Diagnosing DLBCL, or Richter's Transformation by its other

name, is a job for a CLL specialist. It is not common,

occurring in up to 10% of the CLL population over the life

of the patients, and all the characteristics are not

specific to DLBCL.

Generally, emerging lymph nodes are not uncommon in

uncomplicated CLL at four years post-diagnosis, and

variability is common, as well. In contrast, Richters would

likely present with rapidly progressive adenopathy.

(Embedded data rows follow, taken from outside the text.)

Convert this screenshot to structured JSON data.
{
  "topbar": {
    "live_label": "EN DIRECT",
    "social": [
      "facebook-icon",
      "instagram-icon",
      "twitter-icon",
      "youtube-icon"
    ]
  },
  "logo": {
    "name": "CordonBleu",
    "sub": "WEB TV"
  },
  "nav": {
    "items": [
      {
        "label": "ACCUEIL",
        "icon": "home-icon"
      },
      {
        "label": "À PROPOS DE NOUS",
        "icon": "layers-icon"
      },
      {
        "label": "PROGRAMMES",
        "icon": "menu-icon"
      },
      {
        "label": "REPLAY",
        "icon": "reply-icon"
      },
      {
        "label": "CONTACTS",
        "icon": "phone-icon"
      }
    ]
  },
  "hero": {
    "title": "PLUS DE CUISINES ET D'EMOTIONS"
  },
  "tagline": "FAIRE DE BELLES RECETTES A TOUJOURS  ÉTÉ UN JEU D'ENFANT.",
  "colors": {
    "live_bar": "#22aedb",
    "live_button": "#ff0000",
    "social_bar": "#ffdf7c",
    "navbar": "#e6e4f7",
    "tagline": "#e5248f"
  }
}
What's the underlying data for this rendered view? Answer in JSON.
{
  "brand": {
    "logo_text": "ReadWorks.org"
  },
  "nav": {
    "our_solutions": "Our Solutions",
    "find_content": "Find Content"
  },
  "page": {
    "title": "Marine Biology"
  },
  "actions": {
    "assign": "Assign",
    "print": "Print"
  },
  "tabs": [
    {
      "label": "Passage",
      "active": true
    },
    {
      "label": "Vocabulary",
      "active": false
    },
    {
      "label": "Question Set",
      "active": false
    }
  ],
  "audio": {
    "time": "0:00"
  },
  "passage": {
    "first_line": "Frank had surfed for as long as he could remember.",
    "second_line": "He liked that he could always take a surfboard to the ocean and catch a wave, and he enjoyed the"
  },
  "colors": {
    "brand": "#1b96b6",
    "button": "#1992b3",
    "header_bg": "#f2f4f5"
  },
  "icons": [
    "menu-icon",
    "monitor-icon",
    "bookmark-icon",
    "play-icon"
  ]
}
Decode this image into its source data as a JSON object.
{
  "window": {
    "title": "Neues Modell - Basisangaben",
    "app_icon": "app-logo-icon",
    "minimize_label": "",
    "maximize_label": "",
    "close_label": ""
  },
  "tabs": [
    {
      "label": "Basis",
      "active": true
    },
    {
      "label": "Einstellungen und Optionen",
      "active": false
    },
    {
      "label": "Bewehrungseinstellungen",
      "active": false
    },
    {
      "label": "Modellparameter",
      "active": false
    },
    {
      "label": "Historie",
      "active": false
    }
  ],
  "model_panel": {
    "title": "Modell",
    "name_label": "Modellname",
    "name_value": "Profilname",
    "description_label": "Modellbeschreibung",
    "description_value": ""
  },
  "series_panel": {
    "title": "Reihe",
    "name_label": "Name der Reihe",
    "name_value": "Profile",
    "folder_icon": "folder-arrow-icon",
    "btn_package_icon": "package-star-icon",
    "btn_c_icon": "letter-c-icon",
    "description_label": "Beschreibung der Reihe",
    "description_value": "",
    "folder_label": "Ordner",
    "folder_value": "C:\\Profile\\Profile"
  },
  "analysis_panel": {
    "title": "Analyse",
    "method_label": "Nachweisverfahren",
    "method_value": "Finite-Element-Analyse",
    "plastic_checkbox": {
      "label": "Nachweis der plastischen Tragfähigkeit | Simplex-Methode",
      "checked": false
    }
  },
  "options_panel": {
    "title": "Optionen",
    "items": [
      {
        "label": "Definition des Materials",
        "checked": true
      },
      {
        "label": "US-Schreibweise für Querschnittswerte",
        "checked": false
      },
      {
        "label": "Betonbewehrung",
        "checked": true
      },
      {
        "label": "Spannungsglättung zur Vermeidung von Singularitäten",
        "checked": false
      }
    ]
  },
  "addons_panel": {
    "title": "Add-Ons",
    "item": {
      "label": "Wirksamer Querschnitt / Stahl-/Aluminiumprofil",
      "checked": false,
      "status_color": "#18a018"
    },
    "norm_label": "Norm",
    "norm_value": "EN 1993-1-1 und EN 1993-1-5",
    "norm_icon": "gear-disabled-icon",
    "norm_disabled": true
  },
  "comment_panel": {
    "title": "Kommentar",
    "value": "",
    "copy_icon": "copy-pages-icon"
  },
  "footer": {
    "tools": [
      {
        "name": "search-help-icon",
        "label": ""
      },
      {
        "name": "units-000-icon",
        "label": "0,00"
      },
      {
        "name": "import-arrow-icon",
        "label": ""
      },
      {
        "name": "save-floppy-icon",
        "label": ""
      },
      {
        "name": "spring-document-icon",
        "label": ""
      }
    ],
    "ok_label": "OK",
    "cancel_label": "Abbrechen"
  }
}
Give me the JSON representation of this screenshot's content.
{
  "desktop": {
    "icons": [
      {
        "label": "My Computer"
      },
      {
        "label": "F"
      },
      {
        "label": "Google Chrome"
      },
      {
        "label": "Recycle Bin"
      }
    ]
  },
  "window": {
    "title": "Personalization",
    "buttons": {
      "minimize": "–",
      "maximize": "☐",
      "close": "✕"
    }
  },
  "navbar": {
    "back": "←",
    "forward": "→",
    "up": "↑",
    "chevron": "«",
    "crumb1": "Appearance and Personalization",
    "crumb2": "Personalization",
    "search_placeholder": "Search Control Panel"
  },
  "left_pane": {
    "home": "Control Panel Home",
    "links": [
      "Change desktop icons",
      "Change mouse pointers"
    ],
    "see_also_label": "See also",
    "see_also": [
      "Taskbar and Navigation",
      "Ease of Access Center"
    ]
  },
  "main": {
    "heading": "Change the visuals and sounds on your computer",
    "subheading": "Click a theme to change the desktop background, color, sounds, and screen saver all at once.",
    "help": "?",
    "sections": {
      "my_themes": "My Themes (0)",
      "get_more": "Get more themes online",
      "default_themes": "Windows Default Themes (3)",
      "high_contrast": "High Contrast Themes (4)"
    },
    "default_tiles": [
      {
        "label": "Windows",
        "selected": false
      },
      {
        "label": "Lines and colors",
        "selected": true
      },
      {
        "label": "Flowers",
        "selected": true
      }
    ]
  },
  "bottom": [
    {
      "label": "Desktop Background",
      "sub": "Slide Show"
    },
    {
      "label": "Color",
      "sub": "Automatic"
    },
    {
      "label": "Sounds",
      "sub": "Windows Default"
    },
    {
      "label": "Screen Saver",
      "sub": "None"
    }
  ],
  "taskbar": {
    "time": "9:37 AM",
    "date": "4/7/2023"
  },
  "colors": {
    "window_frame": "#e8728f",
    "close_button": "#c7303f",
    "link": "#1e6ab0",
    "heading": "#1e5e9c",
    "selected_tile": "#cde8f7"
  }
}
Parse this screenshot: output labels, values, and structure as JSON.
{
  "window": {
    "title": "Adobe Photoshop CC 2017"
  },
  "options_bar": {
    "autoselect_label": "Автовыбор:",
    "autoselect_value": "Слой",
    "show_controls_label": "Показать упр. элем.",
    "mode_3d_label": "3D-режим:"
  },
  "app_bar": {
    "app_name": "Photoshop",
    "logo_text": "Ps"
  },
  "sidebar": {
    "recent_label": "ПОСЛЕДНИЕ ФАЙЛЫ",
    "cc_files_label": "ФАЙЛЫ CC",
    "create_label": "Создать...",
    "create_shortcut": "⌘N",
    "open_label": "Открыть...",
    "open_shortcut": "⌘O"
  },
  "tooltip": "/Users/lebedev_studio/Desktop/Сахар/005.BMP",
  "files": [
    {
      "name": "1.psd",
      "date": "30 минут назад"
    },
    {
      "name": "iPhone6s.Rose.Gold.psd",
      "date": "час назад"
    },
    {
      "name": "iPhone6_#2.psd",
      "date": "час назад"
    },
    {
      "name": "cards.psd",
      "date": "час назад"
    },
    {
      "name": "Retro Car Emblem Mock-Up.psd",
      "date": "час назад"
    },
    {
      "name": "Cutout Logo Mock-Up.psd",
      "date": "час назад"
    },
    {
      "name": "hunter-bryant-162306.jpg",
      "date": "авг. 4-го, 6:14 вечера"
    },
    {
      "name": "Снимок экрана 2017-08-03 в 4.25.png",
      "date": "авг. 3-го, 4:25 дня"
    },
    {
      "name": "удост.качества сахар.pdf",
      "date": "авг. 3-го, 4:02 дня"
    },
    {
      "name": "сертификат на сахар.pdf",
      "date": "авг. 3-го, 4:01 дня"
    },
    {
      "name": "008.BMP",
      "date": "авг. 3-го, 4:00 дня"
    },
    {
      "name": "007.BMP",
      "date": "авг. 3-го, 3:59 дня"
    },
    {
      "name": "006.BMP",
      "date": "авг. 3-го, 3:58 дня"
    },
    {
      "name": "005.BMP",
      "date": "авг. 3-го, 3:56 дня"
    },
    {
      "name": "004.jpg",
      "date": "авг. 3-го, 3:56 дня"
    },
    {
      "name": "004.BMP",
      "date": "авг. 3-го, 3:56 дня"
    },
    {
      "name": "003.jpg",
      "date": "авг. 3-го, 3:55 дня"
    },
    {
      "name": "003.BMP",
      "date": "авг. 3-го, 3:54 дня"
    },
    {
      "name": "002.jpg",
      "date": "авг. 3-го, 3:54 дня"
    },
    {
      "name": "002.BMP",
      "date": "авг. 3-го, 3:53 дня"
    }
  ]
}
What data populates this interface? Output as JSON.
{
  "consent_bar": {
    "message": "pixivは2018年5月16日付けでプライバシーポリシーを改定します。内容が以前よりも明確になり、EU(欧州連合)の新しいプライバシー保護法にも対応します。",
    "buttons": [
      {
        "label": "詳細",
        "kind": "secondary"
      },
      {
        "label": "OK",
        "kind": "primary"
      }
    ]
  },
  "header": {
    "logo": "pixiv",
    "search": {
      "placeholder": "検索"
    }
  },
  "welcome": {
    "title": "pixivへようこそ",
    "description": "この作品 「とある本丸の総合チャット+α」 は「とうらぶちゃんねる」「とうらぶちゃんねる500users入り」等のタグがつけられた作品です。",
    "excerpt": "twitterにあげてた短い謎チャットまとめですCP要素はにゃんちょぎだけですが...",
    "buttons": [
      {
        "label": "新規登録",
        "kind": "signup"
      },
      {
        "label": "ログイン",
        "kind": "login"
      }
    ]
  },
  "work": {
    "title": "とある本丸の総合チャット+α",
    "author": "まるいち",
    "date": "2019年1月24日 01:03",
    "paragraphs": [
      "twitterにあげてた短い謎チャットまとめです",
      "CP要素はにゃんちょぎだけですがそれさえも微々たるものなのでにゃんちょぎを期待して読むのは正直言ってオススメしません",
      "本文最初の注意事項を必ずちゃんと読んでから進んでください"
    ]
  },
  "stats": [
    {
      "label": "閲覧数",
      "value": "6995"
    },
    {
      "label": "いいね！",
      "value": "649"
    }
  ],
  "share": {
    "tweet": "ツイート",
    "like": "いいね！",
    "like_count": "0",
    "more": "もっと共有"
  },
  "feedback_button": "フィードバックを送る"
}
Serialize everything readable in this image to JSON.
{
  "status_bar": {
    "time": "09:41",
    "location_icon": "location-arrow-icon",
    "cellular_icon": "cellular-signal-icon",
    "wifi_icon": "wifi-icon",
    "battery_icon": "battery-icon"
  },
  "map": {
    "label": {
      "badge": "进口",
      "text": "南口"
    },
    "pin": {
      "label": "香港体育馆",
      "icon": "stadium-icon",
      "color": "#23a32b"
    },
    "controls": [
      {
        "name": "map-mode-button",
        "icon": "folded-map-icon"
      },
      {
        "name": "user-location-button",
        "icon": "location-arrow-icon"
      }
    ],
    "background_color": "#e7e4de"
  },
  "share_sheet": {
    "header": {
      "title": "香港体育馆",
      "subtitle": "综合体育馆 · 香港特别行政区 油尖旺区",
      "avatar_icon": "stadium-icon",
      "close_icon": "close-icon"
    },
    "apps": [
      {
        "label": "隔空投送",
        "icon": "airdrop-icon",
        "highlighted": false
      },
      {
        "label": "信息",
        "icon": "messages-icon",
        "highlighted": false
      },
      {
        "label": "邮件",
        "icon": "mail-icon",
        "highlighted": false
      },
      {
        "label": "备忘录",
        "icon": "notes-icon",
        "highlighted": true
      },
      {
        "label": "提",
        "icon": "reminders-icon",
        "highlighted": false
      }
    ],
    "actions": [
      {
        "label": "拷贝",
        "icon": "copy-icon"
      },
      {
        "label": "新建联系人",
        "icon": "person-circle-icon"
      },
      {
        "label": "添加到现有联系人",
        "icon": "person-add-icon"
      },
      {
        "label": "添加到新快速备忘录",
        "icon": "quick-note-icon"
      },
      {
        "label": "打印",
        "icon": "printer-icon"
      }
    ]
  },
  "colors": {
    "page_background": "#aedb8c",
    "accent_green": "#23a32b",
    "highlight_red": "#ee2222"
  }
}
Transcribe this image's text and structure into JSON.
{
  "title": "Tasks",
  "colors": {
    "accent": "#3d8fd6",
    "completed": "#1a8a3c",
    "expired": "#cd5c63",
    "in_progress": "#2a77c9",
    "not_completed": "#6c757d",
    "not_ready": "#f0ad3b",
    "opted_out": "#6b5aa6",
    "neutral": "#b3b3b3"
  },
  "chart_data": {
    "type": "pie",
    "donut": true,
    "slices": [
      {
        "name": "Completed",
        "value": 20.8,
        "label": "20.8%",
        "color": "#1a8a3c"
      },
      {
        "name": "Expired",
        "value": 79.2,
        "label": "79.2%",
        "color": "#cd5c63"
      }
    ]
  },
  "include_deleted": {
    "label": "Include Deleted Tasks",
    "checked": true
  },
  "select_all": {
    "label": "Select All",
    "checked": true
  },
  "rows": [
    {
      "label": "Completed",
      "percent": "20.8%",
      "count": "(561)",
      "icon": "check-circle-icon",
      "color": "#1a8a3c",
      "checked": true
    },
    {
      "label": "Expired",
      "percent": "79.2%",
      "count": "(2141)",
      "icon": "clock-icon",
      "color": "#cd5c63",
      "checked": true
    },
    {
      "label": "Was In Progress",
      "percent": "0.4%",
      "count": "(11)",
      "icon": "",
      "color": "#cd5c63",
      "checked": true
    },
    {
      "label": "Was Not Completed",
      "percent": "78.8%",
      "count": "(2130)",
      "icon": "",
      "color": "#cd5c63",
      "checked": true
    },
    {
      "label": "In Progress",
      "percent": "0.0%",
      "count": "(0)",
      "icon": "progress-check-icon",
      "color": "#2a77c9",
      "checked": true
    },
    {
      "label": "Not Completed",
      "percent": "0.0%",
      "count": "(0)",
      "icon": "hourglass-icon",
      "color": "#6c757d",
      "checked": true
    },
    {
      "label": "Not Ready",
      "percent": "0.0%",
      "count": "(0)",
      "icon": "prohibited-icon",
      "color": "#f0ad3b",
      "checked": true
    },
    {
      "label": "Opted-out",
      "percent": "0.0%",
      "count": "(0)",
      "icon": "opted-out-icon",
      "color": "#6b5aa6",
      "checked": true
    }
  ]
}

Three of the most common DLBCL symptoms are fever, rapidly

progressive lymphadenopathy, and high LDH - greater than in

uncomplicated CLL. These features are warning signs - not

definitive diagnosis.

The clinical and laboratory features of transformation vary

among patients, involving as many as nine symptoms (at

least) in differing combinations from patient to patient.

This variability in the disease presentation requires a

detailed and careful differential diagnosis.

If Richter's is seriously suspected, the specialists at a

CLL research and treatment center such as MD should

be included as consultants in the process of diagnosis. I

mention MD particularly because they have run

relevant studies of transformation to DLBCL.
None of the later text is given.